Now, what I didn’t so much dig… let’s talk about that “Melissa got stuck under the scaffold” thing for a second. I get what we’re going for here. Mr. Fixxit/Harold isn’t a bad dude… and he didn’t do anything to hurt Melissa. But… if that mob didn’t assemble and come out to bash his brains out… Batman would’ve never searched the building… and so, at the end of the day… there’s a pretty good chance Melissa would’ve died under the debris! So, in essence, it’s a good thing that Mel’s father gathered the troops and stomped on in… right?! I realize that makes things a little less heartwarming… but, it’s kinda got to be said.
Also, what kind of a father would Mel’s Pop be if he didn’t wanna bash in the brains of the guy he thinks took/hurt his daughter? I mean, even as enlightened as we all claim to be nowadays… I couldn’t say with any certainty that I wouldn’t swing first, ask questions later.

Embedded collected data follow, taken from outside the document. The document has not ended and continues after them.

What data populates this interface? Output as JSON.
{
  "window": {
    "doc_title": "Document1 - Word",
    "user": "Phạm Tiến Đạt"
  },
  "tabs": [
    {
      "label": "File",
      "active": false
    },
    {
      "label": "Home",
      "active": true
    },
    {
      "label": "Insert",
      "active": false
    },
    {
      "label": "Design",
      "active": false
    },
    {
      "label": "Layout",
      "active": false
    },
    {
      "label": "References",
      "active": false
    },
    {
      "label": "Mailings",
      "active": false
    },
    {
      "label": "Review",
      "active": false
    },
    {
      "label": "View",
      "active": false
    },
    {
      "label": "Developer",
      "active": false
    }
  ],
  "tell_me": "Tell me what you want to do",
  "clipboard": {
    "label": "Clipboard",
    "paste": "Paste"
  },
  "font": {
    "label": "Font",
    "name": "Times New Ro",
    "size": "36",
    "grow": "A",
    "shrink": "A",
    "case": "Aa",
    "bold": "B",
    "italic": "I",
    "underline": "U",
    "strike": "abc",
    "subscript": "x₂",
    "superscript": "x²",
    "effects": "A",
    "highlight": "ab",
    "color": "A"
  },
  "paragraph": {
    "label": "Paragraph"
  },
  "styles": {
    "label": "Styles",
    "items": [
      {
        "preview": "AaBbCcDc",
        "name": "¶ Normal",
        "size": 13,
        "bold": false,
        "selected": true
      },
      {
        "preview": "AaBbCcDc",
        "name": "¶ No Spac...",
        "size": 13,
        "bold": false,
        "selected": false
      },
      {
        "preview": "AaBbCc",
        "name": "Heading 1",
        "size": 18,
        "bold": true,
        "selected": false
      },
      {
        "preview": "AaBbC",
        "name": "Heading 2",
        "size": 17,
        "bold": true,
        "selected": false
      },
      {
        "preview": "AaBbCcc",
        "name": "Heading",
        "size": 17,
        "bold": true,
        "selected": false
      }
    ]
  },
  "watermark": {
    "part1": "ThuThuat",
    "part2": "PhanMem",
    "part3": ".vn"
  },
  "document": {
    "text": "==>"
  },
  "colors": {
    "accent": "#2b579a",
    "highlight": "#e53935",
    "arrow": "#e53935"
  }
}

It’s kind of weird that Mel’s Pop is kinda framed as a bad guy from the first moment we see him. Would we prefer reading about a father who doesn’t care that his very young daughter is roaming the slummy Gotham streets in the middle of the night?! Just not really buying that bit.
Overall… for the most part, I had a blast with this… and I’m sure most Bat-fans will too! This story has been collected in the Essential Harold Omnibus, Volume 1… okay, no… that’s not a thing that exists… but, it is available digitally!